Ed hardy makes air fresheners now. Now even the air can be a douchebag.
I walked into my house this morning to find an 18 pack on the counter. I think that's gods way of ringing the bell for round two.
i paused nhl 10 while i jerked off and it was like a crowd was cheering me on
I'm just trying to think of how much money Little Debbie would make if pot was legalized.

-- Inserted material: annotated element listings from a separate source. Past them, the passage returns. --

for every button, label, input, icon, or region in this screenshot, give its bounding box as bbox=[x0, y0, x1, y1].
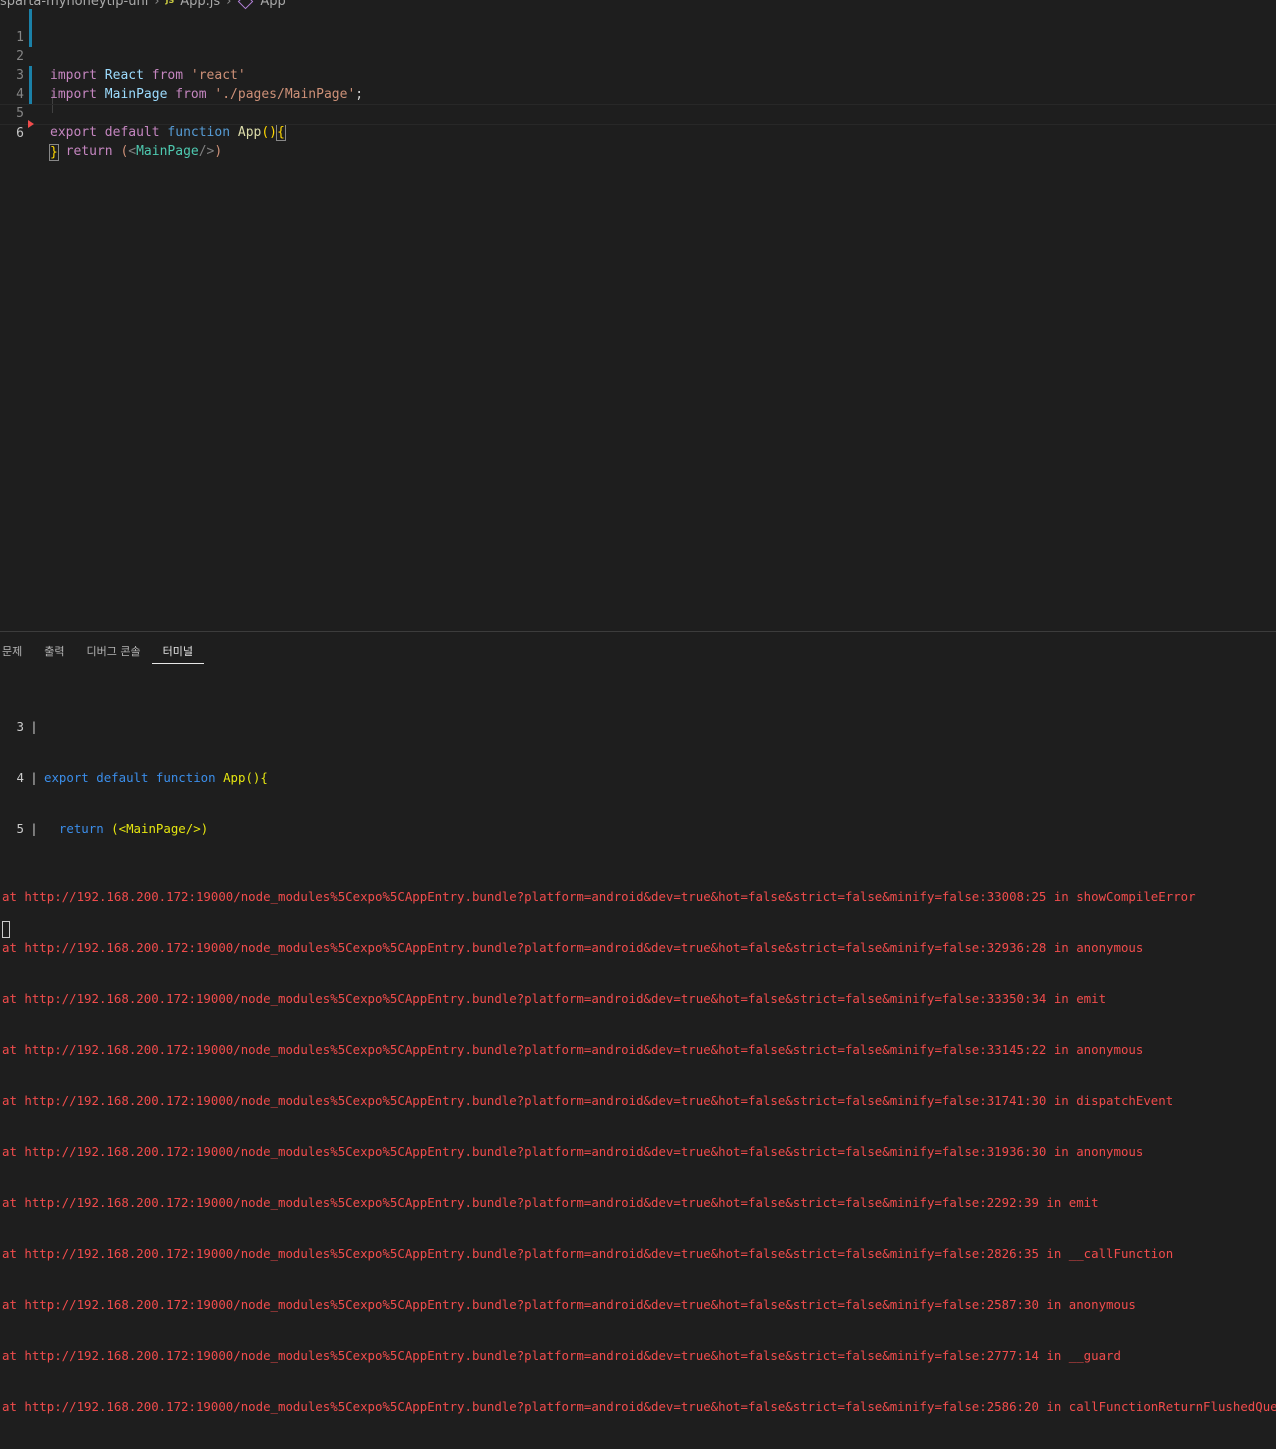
stack-trace-line[interactable]: at http://192.168.200.172:19000/node_mod… bbox=[0, 1143, 1276, 1160]
gutter-modified-marker[interactable] bbox=[29, 9, 32, 28]
chevron-right-icon: › bbox=[154, 0, 160, 9]
stack-trace-line[interactable]: at http://192.168.200.172:19000/node_mod… bbox=[0, 939, 1276, 956]
function-name: App bbox=[237, 125, 262, 140]
javascript-file-icon: JS bbox=[165, 0, 175, 5]
symbol-class-icon bbox=[238, 0, 254, 9]
jsx-tag-name: MainPage bbox=[136, 144, 199, 159]
terminal-keyword: function bbox=[155, 770, 216, 785]
keyword: function bbox=[167, 125, 231, 140]
panel-tabs: 문제 출력 디버그 콘솔 터미널 bbox=[0, 632, 204, 666]
terminal-code-line: 4 | export default function App(){ bbox=[0, 769, 1276, 786]
breadcrumb-project[interactable]: sparta-myhoneytip-uni bbox=[0, 0, 148, 9]
terminal-keyword: return bbox=[58, 821, 104, 836]
stack-trace-line[interactable]: at http://192.168.200.172:19000/node_mod… bbox=[0, 1041, 1276, 1058]
terminal-line-number: 4 bbox=[16, 770, 24, 785]
stack-trace-line[interactable]: at http://192.168.200.172:19000/node_mod… bbox=[0, 1296, 1276, 1313]
code-line[interactable]: 4 export default function App(){ bbox=[0, 66, 1276, 141]
code-line[interactable]: 3 bbox=[0, 47, 1276, 83]
code-line[interactable]: 2 import MainPage from './pages/MainPage… bbox=[0, 28, 1276, 102]
terminal-punctuation: (){ bbox=[245, 770, 268, 785]
terminal-bar: | bbox=[30, 719, 38, 734]
open-brace: { bbox=[276, 124, 286, 141]
parentheses: () bbox=[261, 125, 278, 140]
terminal-line-number: 3 bbox=[16, 719, 24, 734]
jsx-bracket: < bbox=[128, 144, 137, 159]
chevron-right-icon: › bbox=[226, 0, 232, 9]
terminal-keyword: default bbox=[96, 770, 149, 785]
code-line[interactable]: 1 import React from 'react' bbox=[0, 9, 1276, 83]
tab-terminal[interactable]: 터미널 bbox=[151, 643, 204, 664]
stack-trace-line[interactable]: at http://192.168.200.172:19000/node_mod… bbox=[0, 1245, 1276, 1262]
stack-trace-line[interactable]: at http://192.168.200.172:19000/node_mod… bbox=[0, 1347, 1276, 1364]
terminal-line-number: 5 bbox=[16, 821, 24, 836]
stack-trace-line[interactable]: at http://192.168.200.172:19000/node_mod… bbox=[0, 888, 1276, 905]
stack-trace-line[interactable]: at http://192.168.200.172:19000/node_mod… bbox=[0, 1398, 1276, 1415]
breadcrumb: sparta-myhoneytip-uni › JS App.js › App bbox=[0, 0, 286, 9]
stack-trace-line[interactable]: at http://192.168.200.172:19000/node_mod… bbox=[0, 1194, 1276, 1211]
terminal-bar: | bbox=[30, 821, 38, 836]
gutter-modified-marker[interactable] bbox=[29, 66, 32, 85]
paren: ) bbox=[214, 144, 223, 159]
jsx-bracket: /> bbox=[198, 144, 215, 159]
terminal-cursor bbox=[2, 921, 10, 938]
breadcrumb-file[interactable]: App.js bbox=[180, 0, 220, 9]
tab-debug-console[interactable]: 디버그 콘솔 bbox=[76, 643, 152, 663]
terminal-punctuation: ( bbox=[111, 821, 119, 836]
terminal-bar: | bbox=[30, 770, 38, 785]
line-number: 6 bbox=[16, 126, 24, 141]
close-brace: } bbox=[49, 144, 59, 161]
error-marker-icon[interactable] bbox=[28, 120, 34, 128]
keyword: export bbox=[50, 125, 97, 140]
keyword: default bbox=[104, 125, 160, 140]
terminal-punctuation: ) bbox=[200, 821, 209, 836]
code-line[interactable]: 5 return (<MainPage/>) bbox=[0, 85, 1276, 159]
gutter-modified-marker[interactable] bbox=[29, 85, 32, 104]
keyword: return bbox=[65, 144, 113, 159]
terminal-function-name: App bbox=[223, 770, 246, 785]
stack-trace-line[interactable]: at http://192.168.200.172:19000/node_mod… bbox=[0, 990, 1276, 1007]
code-line-current[interactable]: 6 } bbox=[0, 104, 1276, 161]
bottom-panel: 문제 출력 디버그 콘솔 터미널 3 | 4 | export default fun… bbox=[0, 631, 1276, 1414]
terminal-code-line: 5 | return (<MainPage/>) bbox=[0, 820, 1276, 837]
gutter-modified-marker[interactable] bbox=[29, 28, 32, 47]
tab-output[interactable]: 출력 bbox=[33, 643, 75, 663]
breadcrumb-symbol[interactable]: App bbox=[260, 0, 285, 9]
terminal-keyword: export bbox=[44, 770, 89, 785]
terminal-jsx-tag: <MainPage/> bbox=[118, 821, 201, 836]
terminal-output[interactable]: 3 | 4 | export default function App(){ 5 | r… bbox=[0, 684, 1276, 1449]
tab-problems[interactable]: 문제 bbox=[0, 643, 33, 663]
terminal-code-line: 3 | bbox=[0, 718, 1276, 735]
stack-trace-line[interactable]: at http://192.168.200.172:19000/node_mod… bbox=[0, 1092, 1276, 1109]
code-editor[interactable]: 1 import React from 'react' 2 import Mai… bbox=[0, 9, 1276, 629]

Restaurants Roasting People Who Gave Them Negative Yelp Reviews (25 Pics)
The handjob she gave me was better than the best blowjob I've ever gotten.. Just imagine the possibilities.
I'm getting to the point of going up to a guy and saying "Hi I'm maggie and i can put my foot behind my head"... That desperate.
Day #3 of being the only sober person at the bar. This is depression.
He just showed me how to break a chop stick with his ass.
yea talk to her if you feel up to it. Just remember who you are
Oh shit sorry I just gave lion king advice sorry not mufasa
Woman Posts Harassing DMs From Creep Online, Now He’s Upset Because People Told His Mom
You made out with him a lot. Almost as much as you told everyone Paul was the zamboni guy.
You just put lesbians and Hogwarts in the same sentence. Of course I'm in.
I'll be honest, I too would punch the 21 year old version of myself in the face, and then have rough sex with him.
How are you feeling today?
Like Satan handed me a grenade and ass sandwich.
Fuuuuuck dude, he’s got #Excel in his Facebook bio; I’m screaming
I am mildly hung over. Decided pants are very unnecessary right now.